After the shock of being diagnosed with Type 1 Diabetes at the beginning of September, many things started dropping into place about how I had been feeling over the previous three months. That aside what I learnt about managing the condition also sits true with good cycle training – watch what you eat, managing blood sugars on a day by day basis and don’t overtrain. This level of thought that was going into my daily life spurred me on to think about focusing these new thoughts into becoming the best cyclist that I can be. It’s not going to be an easy journey and I thought I would share my journey with you all.

I was advised to rest for a few weeks after being diagnosed and get stable – I managed a few days, maybe a week of that (those that know me well will understand). After 3 weeks I decided it was time to get on bike and see what happened, a 10 mile ride in about 40 mins, felt good, got home, had a hypo (completely out of blood sugars). I knew at this point I had a lot of work to do.

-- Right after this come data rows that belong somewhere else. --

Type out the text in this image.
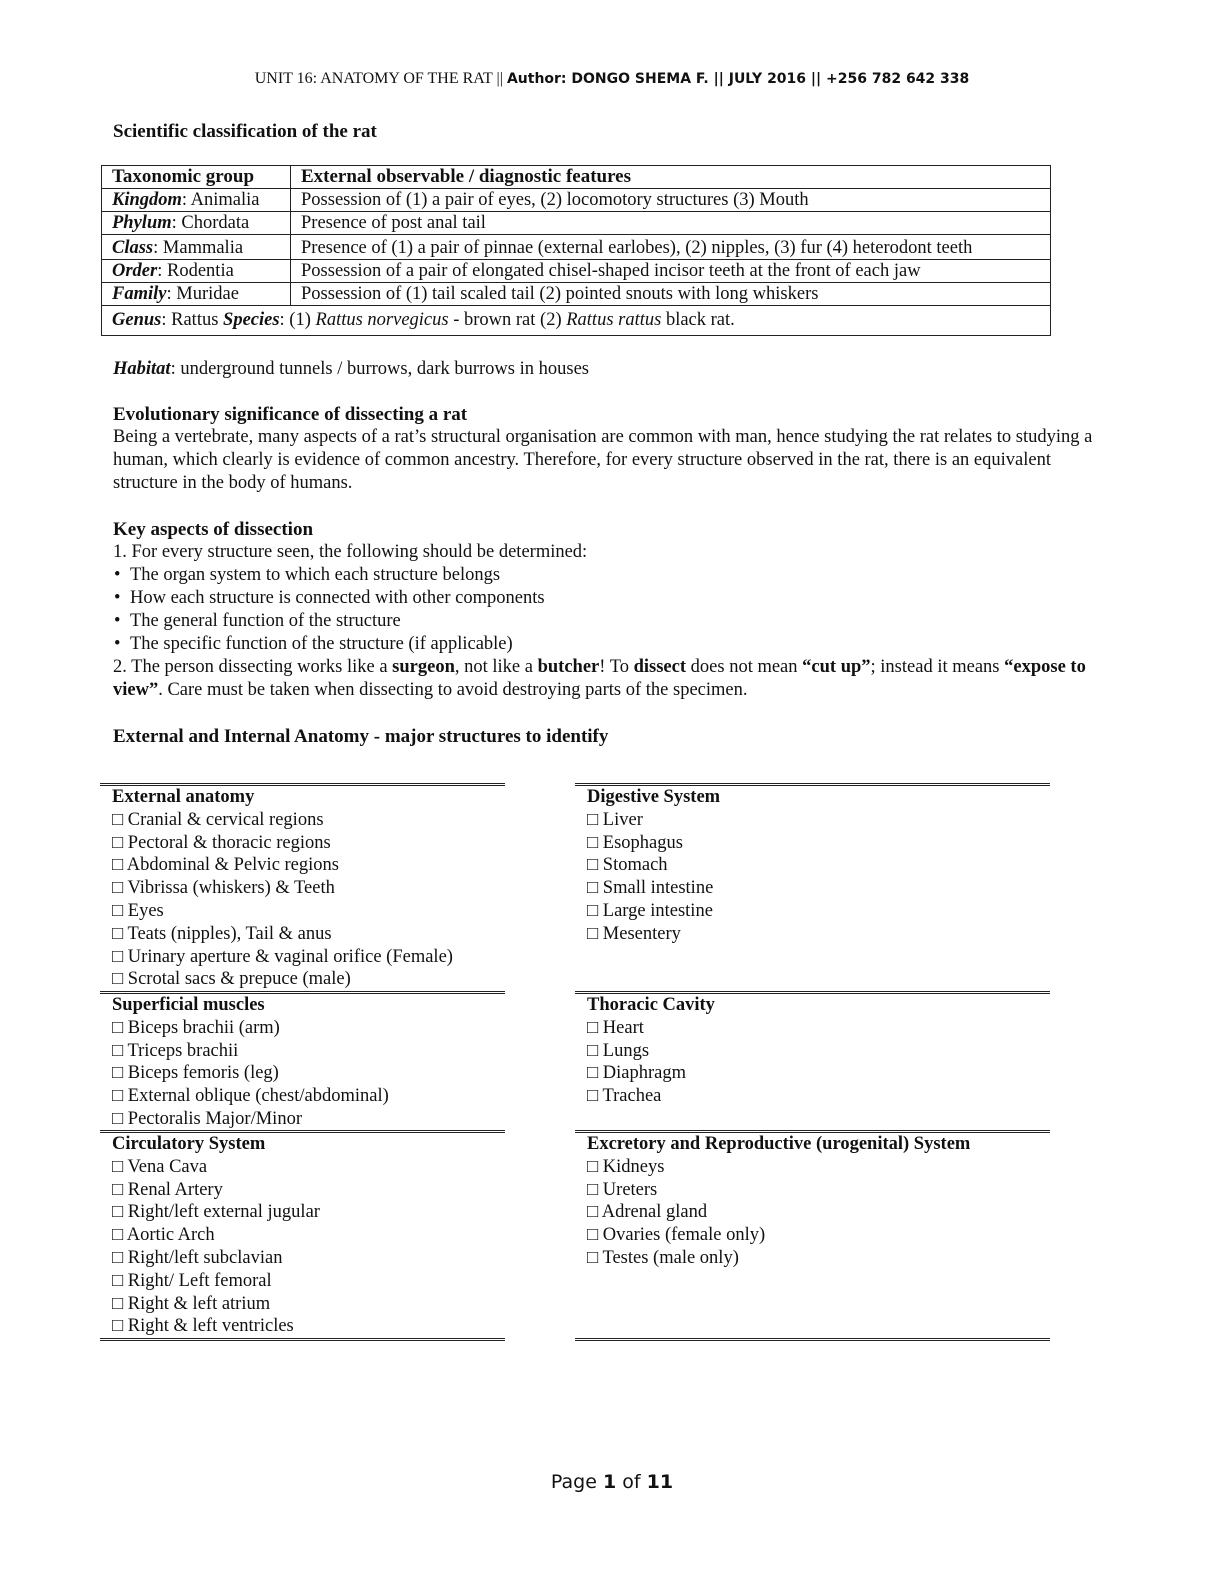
UNIT 16: ANATOMY OF THE RAT || Author: DONGO SHEMA F. || JULY 2016 || +256 782 642 338
Scientific classification of the rat
Taxonomic group	External observable / diagnostic features
Kingdom: Animalia	Possession of (1) a pair of eyes, (2) locomotory structures (3) Mouth
Phylum: Chordata	Presence of post anal tail
Class: Mammalia	Presence of (1) a pair of pinnae (external earlobes), (2) nipples, (3) fur (4) heterodont teeth
Order: Rodentia	Possession of a pair of elongated chisel-shaped incisor teeth at the front of each jaw
Family: Muridae	Possession of (1) tail scaled tail (2) pointed snouts with long whiskers
Genus: Rattus Species: (1) Rattus norvegicus - brown rat (2) Rattus rattus black rat.	
Habitat: underground tunnels / burrows, dark burrows in houses
Evolutionary significance of dissecting a rat
Being a vertebrate, many aspects of a rat’s structural organisation are common with man, hence studying the rat relates to studying a human, which clearly is evidence of common ancestry. Therefore, for every structure observed in the rat, there is an equivalent structure in the body of humans.
Key aspects of dissection
1. For every structure seen, the following should be determined:
• The organ system to which each structure belongs
• How each structure is connected with other components
• The general function of the structure
• The specific function of the structure (if applicable)
2. The person dissecting works like a surgeon, not like a butcher! To dissect does not mean “cut up”; instead it means “expose to view”. Care must be taken when dissecting to avoid destroying parts of the specimen.
External and Internal Anatomy - major structures to identify
External anatomy
□ Cranial & cervical regions
□ Pectoral & thoracic regions
□ Abdominal & Pelvic regions
□ Vibrissa (whiskers) & Teeth
□ Eyes
□ Teats (nipples), Tail & anus
□ Urinary aperture & vaginal orifice (Female)
□ Scrotal sacs & prepuce (male)
Superficial muscles
□ Biceps brachii (arm)
□ Triceps brachii
□ Biceps femoris (leg)
□ External oblique (chest/abdominal)
□ Pectoralis Major/Minor
Circulatory System
□ Vena Cava
□ Renal Artery
□ Right/left external jugular
□ Aortic Arch
□ Right/left subclavian
□ Right/ Left femoral
□ Right & left atrium
□ Right & left ventricles
Digestive System
□ Liver
□ Esophagus
□ Stomach
□ Small intestine
□ Large intestine
□ Mesentery
Thoracic Cavity
□ Heart
□ Lungs
□ Diaphragm
□ Trachea
Excretory and Reproductive (urogenital) System
□ Kidneys
□ Ureters
□ Adrenal gland
□ Ovaries (female only)
□ Testes (male only)
Page 1 of 11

I left it a week and decided it would be safer to start on my turbo trainer, trying to work out how much blood glucose I would lose over half an hour at a set heart rate. This was last week 4 sessions, 4 hypos. First one was on the turbo after half an hour, the rest in the shower after finishing. The one thing I learnt from this is that after finishing riding, you are still burning fuel and using blood sugar. 

I have had advice from a couple of our sponsors, Mountain Fuel and Cycloform so, taking on board good training advice and nutritional information. I worked on the information learnt last week and waited for my assessment with John at Cycloform on the Wattbike.

I over fuelled a little before we started and managed quite a rigorous session, finishing off with an 8 step ramp test – that was so painful at the end but John is so encouraging! After the assessment with John, he was able to start me off with a training plan to build me back up to a good strength with my two goals on mind – to ride the Flat 200 in 2020 followed by a triple ascent of Mt Ventoux – I’m nothing if not ambitious!